El argentino no solo ha entendido esta particularidad del equipo paisa sino que además la ha aprovechado para demostrar su conocimiento en el fútbol y versatilidad táctica, la misma que en su momento, lo llevaron a ser sub-Campeón de Copa Libertadores. 18 partidos jugados con 10 victorias, 5 empates y apenas 3 derrotas son los números globales de la Era Almirón y cada partido es una nueva oportunidad de poner a prueba la sapiencia y experiencia del timonel.
Justamente en su último encuentro, ante Independiente Medellín, el técnico sorprendió con la formación titular, en nombres y dibujo táctico: fue un inesperado 3-5-2 con Daniel Bocanegra, Alexis Henríquez y Diego Braghieri en el fondo ayudados por Helibelton Palacios y Rafael Delgado en los laterales, un poco más adelantados.
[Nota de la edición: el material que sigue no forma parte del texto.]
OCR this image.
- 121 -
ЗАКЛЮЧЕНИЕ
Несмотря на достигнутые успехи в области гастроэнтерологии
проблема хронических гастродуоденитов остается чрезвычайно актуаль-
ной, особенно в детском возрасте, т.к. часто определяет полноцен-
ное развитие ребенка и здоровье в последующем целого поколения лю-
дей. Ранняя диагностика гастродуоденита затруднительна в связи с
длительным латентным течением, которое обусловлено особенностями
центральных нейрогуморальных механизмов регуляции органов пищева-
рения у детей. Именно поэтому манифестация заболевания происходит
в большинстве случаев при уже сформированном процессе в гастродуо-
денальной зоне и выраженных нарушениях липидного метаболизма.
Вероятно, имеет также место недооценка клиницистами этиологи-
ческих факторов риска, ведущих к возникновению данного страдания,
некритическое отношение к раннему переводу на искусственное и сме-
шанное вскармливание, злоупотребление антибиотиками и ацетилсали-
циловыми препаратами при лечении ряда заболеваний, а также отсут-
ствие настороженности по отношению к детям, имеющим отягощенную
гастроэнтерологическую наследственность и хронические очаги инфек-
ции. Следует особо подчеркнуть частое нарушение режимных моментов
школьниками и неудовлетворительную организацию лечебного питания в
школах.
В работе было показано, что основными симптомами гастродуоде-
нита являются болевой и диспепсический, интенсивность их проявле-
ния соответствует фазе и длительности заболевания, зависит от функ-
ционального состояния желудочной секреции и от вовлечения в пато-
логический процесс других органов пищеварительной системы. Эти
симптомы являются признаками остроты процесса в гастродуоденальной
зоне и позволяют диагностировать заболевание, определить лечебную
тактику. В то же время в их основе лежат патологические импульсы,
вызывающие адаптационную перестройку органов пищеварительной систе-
Dos hombres en zona de recuperación: Jorman Campuzano y Aldo Leao Ramírez más Macnelly Torres para crear y asistir a Dayro Moreno y Andrés Rentería.
Y no solo el resultado certificó la estrategia, también el transcurso del juego: Palacios tuvo la ayuda de Bocanegra para cerrar la puerta de Valdés, Caicedo y Cano no tuvieron mayor oportunidad ante los centrales y cuando Delgado aflojó por su sector en los duelos con Moreno y Córdoba, apareció Mafla para cumplir uno de sus mejores partidos. Al buen trabajo de Campuzano y Aldo Leao con Cataño y Ricaurte se sumó el sacrificio de Macnelly para recuperar o intentar presionar al rival, misma función que Rentería y Moreno llevaron a cabo para complicar la salida de González y su defensa en un par de ocasiones.
El 4-3-3 que parecía la marca registrada de Almirón también ha cambiado según las necesidades, sea desde el inicio como en Chile ante Colo Colo, o por circunstancia de juego cuando el equipo ha utilizado el 4-1-4-1 o el 4-1-2-3 para defender y atacar en procura de los resultados que lo tienen como único líder de la Liga y de su grupo en Copa.
Se destaca también la versatilidad para usar jugadores en diferentes posiciones, caso Bocanegra como lateral derecho, defensa central y volante central; Braghieri como defensa central y lateral izquierdo; Camupzano como cabeza de área y volante recuperador o Vladimir Hernández como extremo por ambos flancos y volante interior, entre otros casos.
Con resultados y buen fútbol, Jorge Almirón sigue abonando la confianza de la hinchada que aguarda por alcanzar un nuevo título local y recuperar sitiales de honor en el continente.